Wednesday, February 25, 2015

3D printer hot end temperature control system Version 2 [unfinished]

Almost a years ago, I post the first version of a simple temperature control system ultilizing only a LM324 quard op-amp with some resistors and a MOSFET. The system is for 3D printer's hot end.

The controller has two major functions: (a) turning a power resistor on and off automatically to maintain a constant temperature (adjustable manually); (b) showing the real time temperature in the range of 120-260 C. It is simple, low price, and efficient. The circuit board is shown below.
Temperature control system Version 1. See this post for detail. The values of the resistors here are R0=600 ohm, R1=10k ohm, R2=3.9k ohm, R3=6.19k ohm, R4=2.4k ohm, R5=10k ohm.

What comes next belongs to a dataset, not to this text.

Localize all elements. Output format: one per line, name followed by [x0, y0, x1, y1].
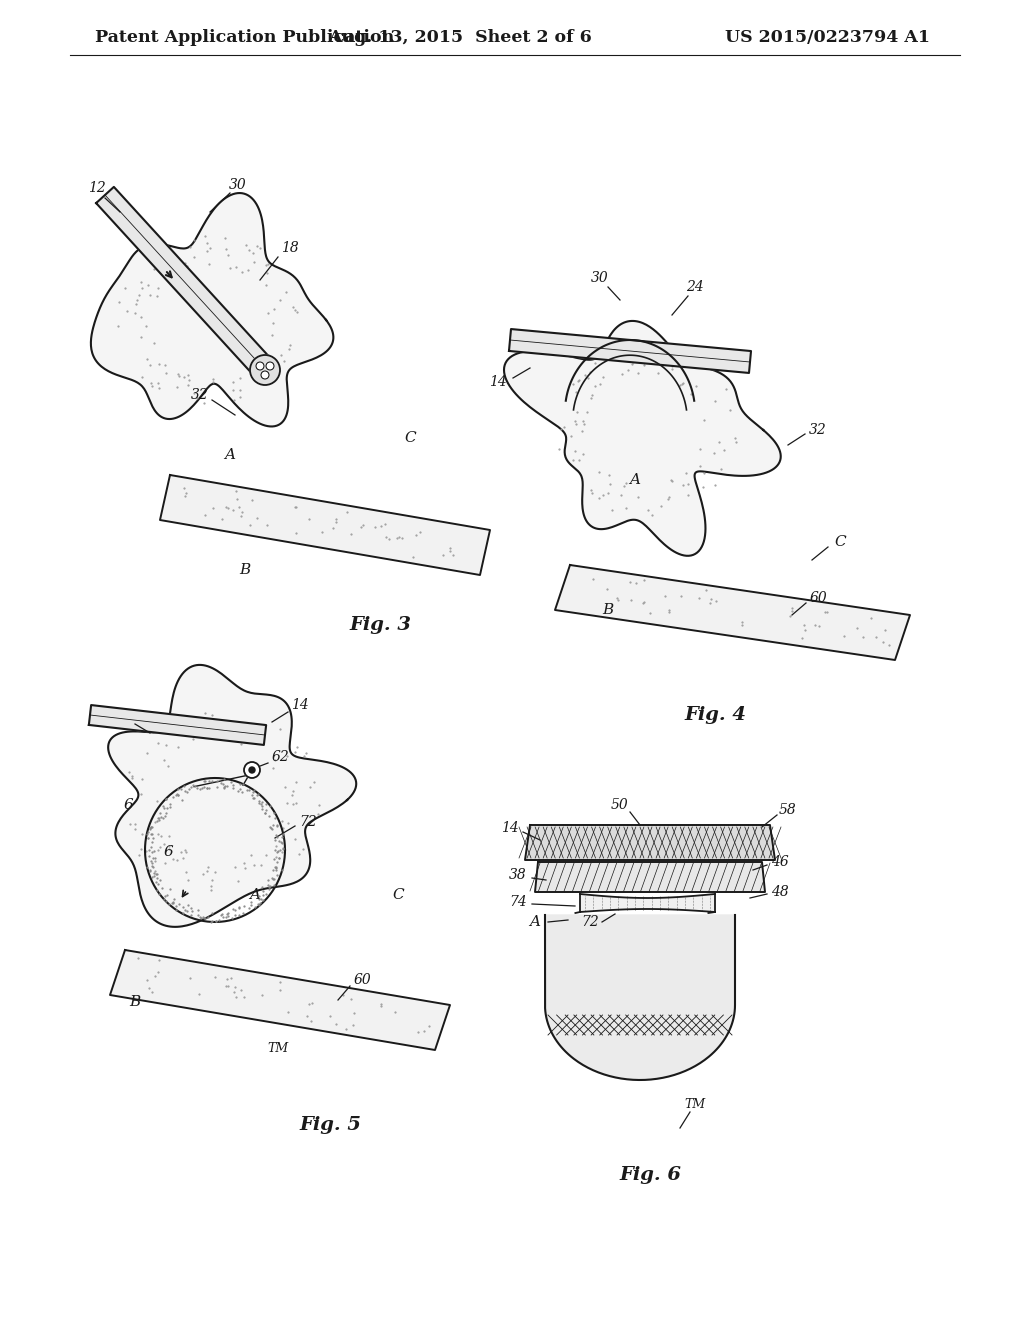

However, I realized later, also as reader epineh pointed out, the second function, displaying real time temperature, requires a constant +12V power supply. This could be problematic. Because most time people use low price ATX computer powersupply to power their 3D printer. And those powersupply DOES NOT output constant voltage. When there is a large current drain change, say once the power resistor is switched on and off, the power supply's output voltage can jump between 10 and 12V. As a matter of fact, the displayed voltage can be off by 20%!! The control system, on the other hand, works just fine because it relies only on the ratio of the resistance of thermistor and R0.

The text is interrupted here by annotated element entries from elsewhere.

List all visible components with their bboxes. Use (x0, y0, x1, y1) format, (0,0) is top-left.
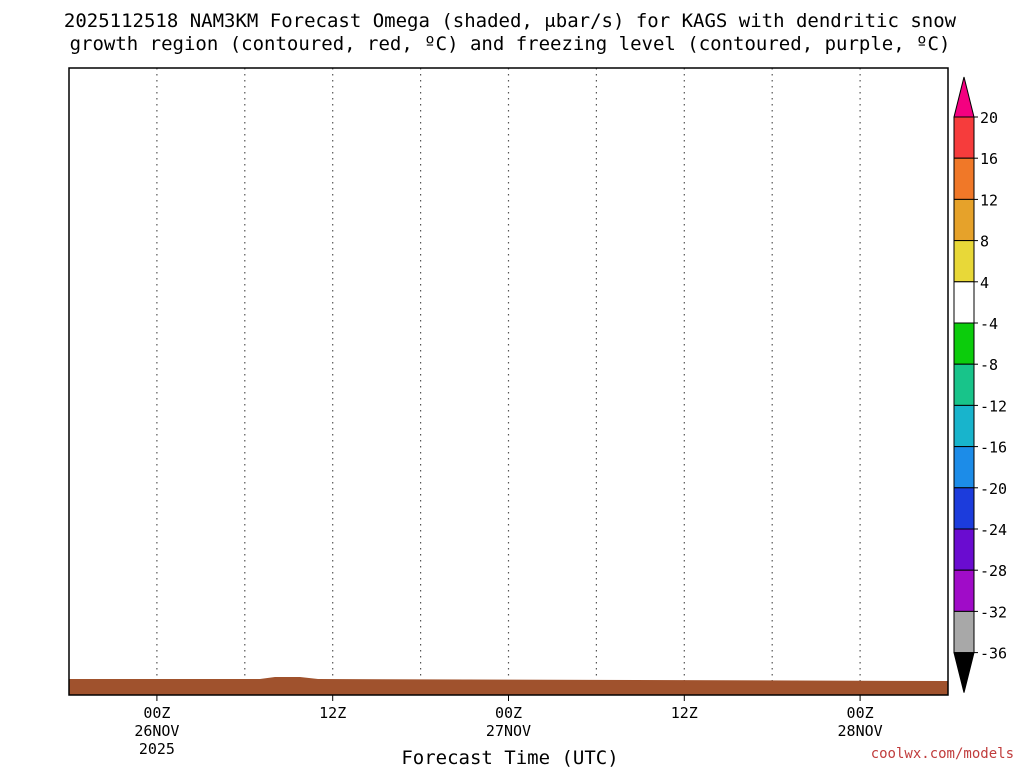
colorbar-label: -28 (980, 562, 1007, 580)
gridlines (156, 68, 861, 695)
colorbar-swatch (953, 116, 975, 159)
colorbar-swatch (953, 610, 975, 654)
colorbar-label: -16 (980, 439, 1007, 457)
colorbar-label: 4 (980, 274, 989, 292)
x-tick-label: 27NOV (486, 722, 531, 740)
colorbar-swatch (953, 363, 975, 406)
colorbar-swatch (953, 157, 975, 200)
colorbar-swatch (953, 528, 975, 571)
x-tick-label: 00Z (143, 704, 170, 722)
x-axis-label: Forecast Time (UTC) (401, 747, 618, 768)
colorbar-label: -32 (980, 603, 1007, 621)
colorbar-label: -4 (980, 315, 998, 333)
colorbar-label: -20 (980, 480, 1007, 498)
x-tick-label: 28NOV (838, 722, 883, 740)
x-tick-label: 00Z (495, 704, 522, 722)
colorbar-swatch (953, 240, 975, 283)
colorbar-swatch (953, 404, 975, 448)
colorbar-label: -24 (980, 521, 1007, 539)
colorbar: 20 16 12 8 4 -4 -8 -12 -16 -20 -24 -28 -32 -36 (953, 76, 1007, 693)
x-tick-label: 26NOV (134, 722, 179, 740)
chart-title-line-1: 2025112518 NAM3KM Forecast Omega (shaded… (64, 10, 957, 32)
colorbar-label: -36 (980, 645, 1007, 663)
x-tick-label: 2025 (139, 740, 175, 758)
colorbar-swatch (953, 487, 975, 530)
colorbar-swatch (953, 198, 975, 242)
colorbar-label: 12 (980, 191, 998, 209)
x-tick-label: 12Z (319, 704, 346, 722)
plot-area: -18-18-18-12-12-1200 (68, 67, 949, 696)
colorbar-label: 16 (980, 150, 998, 168)
colorbar-label: 8 (980, 233, 989, 251)
colorbar-label: -12 (980, 397, 1007, 415)
colorbar-swatch (953, 569, 975, 612)
colorbar-arrow-bottom (953, 652, 975, 693)
colorbar-swatch (953, 281, 975, 324)
colorbar-label: 20 (980, 109, 998, 127)
credit-label: coolwx.com/models (871, 746, 1014, 762)
chart-title-line-2: growth region (contoured, red, ºC) and f… (70, 33, 951, 55)
x-tick-label: 12Z (671, 704, 698, 722)
x-tick-label: 00Z (847, 704, 874, 722)
colorbar-arrow-top (953, 76, 975, 118)
colorbar-swatch (953, 322, 975, 365)
terrain-surface (69, 677, 948, 695)
colorbar-swatch (953, 446, 975, 489)
colorbar-label: -8 (980, 356, 998, 374)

One solution is to use a logic power supply that output constant 12V for the LM324 and ATX powersupply for the hot resistor R_hot. Or another way is to add a voltage regulator, which turns the unstable 12V to a stable 5V as the voltage reference for LM324. Only one power supply is required. The circuit diagram is shown below.

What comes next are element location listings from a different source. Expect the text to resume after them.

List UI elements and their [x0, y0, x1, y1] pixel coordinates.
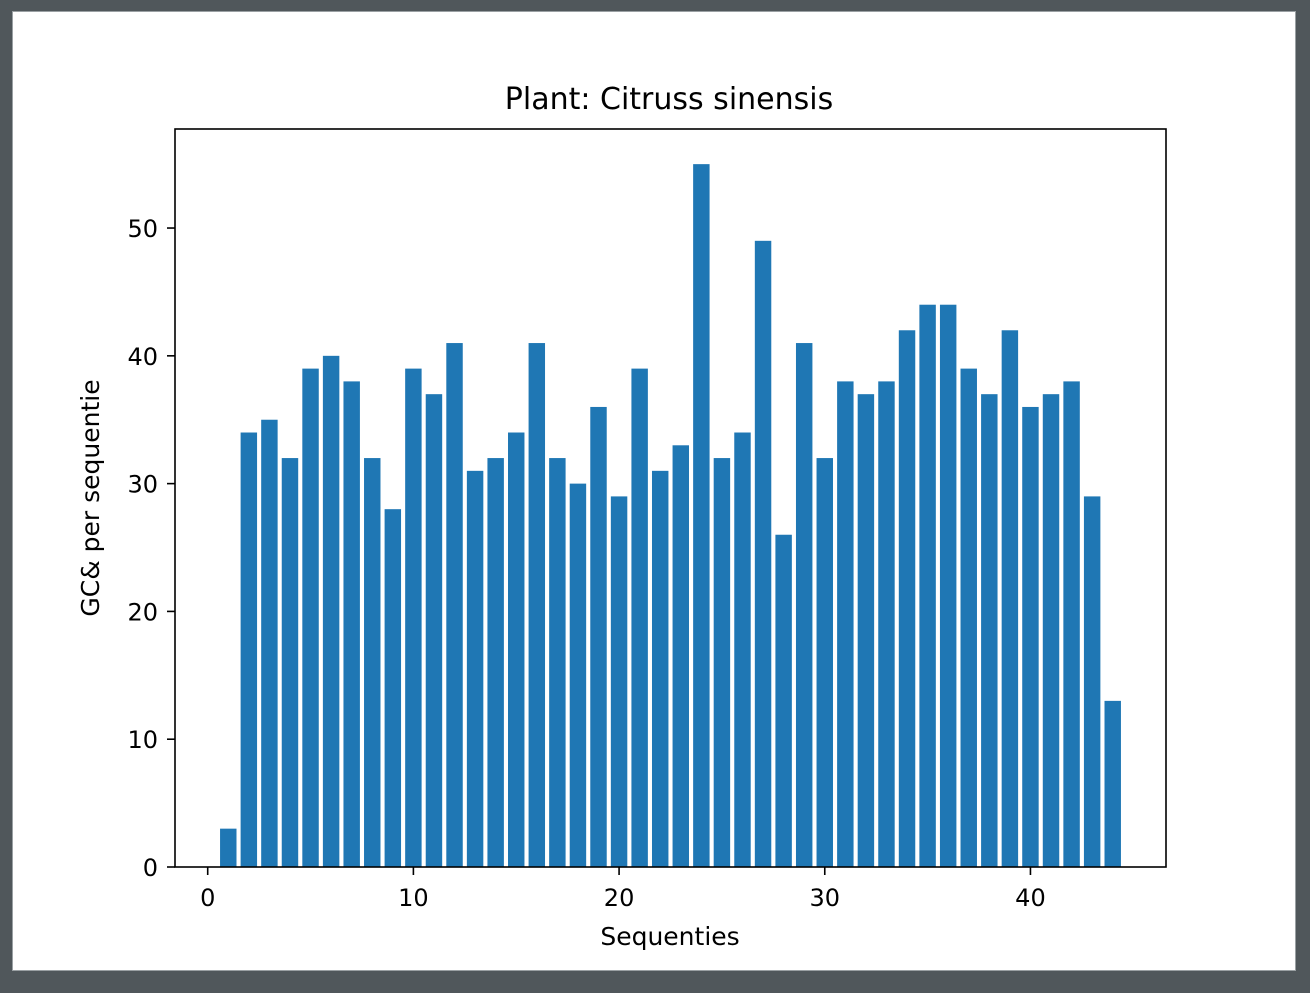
bar-14 — [487, 458, 504, 867]
bar-44 — [1104, 700, 1121, 867]
x-tick-label: 30 — [809, 884, 840, 912]
bar-35 — [919, 304, 936, 868]
bar-42 — [1063, 381, 1080, 867]
y-tick-label: 10 — [127, 726, 158, 754]
bar-9 — [384, 509, 402, 867]
bar-21 — [631, 368, 648, 867]
y-tick-label: 20 — [127, 598, 158, 626]
bar-24 — [693, 164, 710, 867]
x-axis-ticks: 0 10 20 30 40 — [200, 867, 1046, 912]
bar-16 — [528, 343, 546, 867]
bar-6 — [322, 355, 340, 867]
bar-43 — [1083, 496, 1101, 867]
bar-40 — [1022, 406, 1039, 867]
bar-3 — [261, 419, 278, 867]
bar-29 — [795, 343, 813, 867]
bar-25 — [713, 458, 731, 867]
bar-4 — [281, 458, 299, 867]
y-axis-ticks: 0 10 20 30 40 50 — [127, 215, 175, 882]
bar-39 — [1001, 330, 1019, 867]
x-tick-label: 20 — [604, 884, 635, 912]
bar-33 — [878, 381, 895, 867]
y-tick-label: 40 — [127, 343, 158, 371]
bar-20 — [610, 496, 628, 867]
bar-28 — [775, 534, 792, 867]
y-tick-label: 0 — [143, 854, 158, 882]
bar-11 — [425, 394, 443, 867]
bar-12 — [446, 343, 463, 867]
y-tick-label: 30 — [127, 471, 158, 499]
x-tick-label: 40 — [1015, 884, 1046, 912]
bar-15 — [508, 432, 525, 867]
bar-27 — [754, 240, 772, 867]
bar-41 — [1042, 394, 1060, 867]
bar-26 — [734, 432, 751, 867]
bar-19 — [590, 406, 607, 867]
bar-36 — [939, 304, 957, 868]
y-axis-label: GC& per sequentie — [76, 379, 105, 616]
bar-22 — [651, 470, 669, 867]
x-tick-label: 0 — [200, 884, 215, 912]
bars-layer — [220, 164, 1121, 868]
bar-34 — [898, 330, 916, 867]
bar-5 — [302, 368, 319, 867]
bar-10 — [405, 368, 422, 867]
chart-title: Plant: Citruss sinensis — [505, 82, 833, 117]
bar-38 — [981, 394, 998, 867]
bar-32 — [857, 394, 875, 867]
plot-area-frame — [174, 128, 1167, 868]
bar-23 — [672, 445, 690, 867]
y-tick-label: 50 — [127, 215, 158, 243]
x-tick-label: 10 — [398, 884, 429, 912]
bar-37 — [960, 368, 977, 867]
bar-18 — [569, 483, 587, 867]
bar-31 — [837, 381, 854, 867]
bar-7 — [343, 381, 360, 867]
bar-2 — [240, 432, 258, 867]
bar-30 — [816, 458, 833, 867]
bar-17 — [549, 458, 566, 867]
bar-8 — [364, 458, 381, 867]
x-axis-label: Sequenties — [600, 922, 739, 951]
bar-1 — [220, 828, 237, 867]
bar-13 — [466, 470, 484, 867]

Temperature control system Version 2. The values of the resistors here are R0=600 ohm, R1=10k ohm, R2=3.9k ohm, R3=6.19k ohm, R4=12.4k ohm, R5=10k ohm.

There are two differences between version 1 and version 2.
(a) In version 2, a LM340T5 +5V voltage regulator is used to convert 10~12V to a constant +5V. So the display will not be affected by the status of the hot resistor.
(b) R4 is changed from 2.4k ohm to 12.4k ohm. This is important in order to correctly display the temperature. I will show why later.

[this post is unfinished yet]

Friday, September 19, 2014

Change car charger's output voltage

Car charger is a must-have today, thanks to smartphones' larger and larger screen. It is very cheap to get a car charger adapter, which converts 12V, voltage of car's socket, into 5V, voltage of USB standard. I have several of these too.

However, Now I am in need of 9V 1A power while driving, and I decide to convert one of my 5 V car charger into 9 V.

Initially I was thinking about using a 9 V voltage regulator, say, LM7809, to do this. I believe it will work, but I found the solution can be even simpler after I actually opened one 5 V car charger.

This is what it looks like inside the 5 V car charger.

On the top is a 2 A fuse, which connects to the anode of the car charger (12V). The two thin metal sheets connect to the ground. The circuit at the bottom does the 12V-5V converting job.

Although those larger aluminum capacitors at the bottom occupy most of the space, the most crucial part is the IC (integrated circuit) under the black wire.

Look carefully into the circuit I found the IC part number is MC34063A, which is a 1.5A step up/down/invert DC-DC voltage regulator. I found its specs online

Sounds promising. The regulator can theoretically output voltage from 1.25V to 40V, and it can output up to 1.5A. So it is possible to achieve my goal, 9V 1A, by simply modifying the circuit a little bit.

The datasheet also provide a step-down circuit example, which outputs fixed 5V.

The output pin of MC34063A is pin 2. Resistor R1 and R2 form a voltage divider so that the voltage of pin 5 is
V5 = Vout*R1/(R1+R2),
which gives
Vout = V5*(R1+R2)/R1 = V5*(1+R2/R1).

From the circuit we see that V5 is tight to a 1.25V reference by a voltage comparator, meaning that V5 must equal to 1.25V. Hence
Vout = 1.25V*(1+R2/R1).

Given R1 = 1.2k and R2 = 3.6k = 3R1, there is
Vout = 1.25V*(1+3) =  5V.


Look carefully into the circuit I found that the blue resister on the right side of the IC is labeled R1, and the yellow resistor hidden beneath the large black capacitor is labeled R2. R1 links pin 5 with GND, and R2 links Pin 5 and output (the red wire). They match the above schematics perfectly!

Using a multimeter I found that R1 = 1k ohm and R2 = 3k ohm. Hence Vout = 1.25*(1+3) = 5V.d

Now the task is super easy! I removed R2 and replace it with a 6.2k ohm resistor so that
Vout = 1.25V*(1+6.2k/1k) = 1.25V*7.2=9V.

Guess what, after this simple modification, the voltage output of the car charger is 9V!

I opened several other car chargers I have and they all use MC34063A or identical chips. So looks like it is a pretty standard way to make inexpensive car chargers. Therefore the method I used here would work for those car charges as well.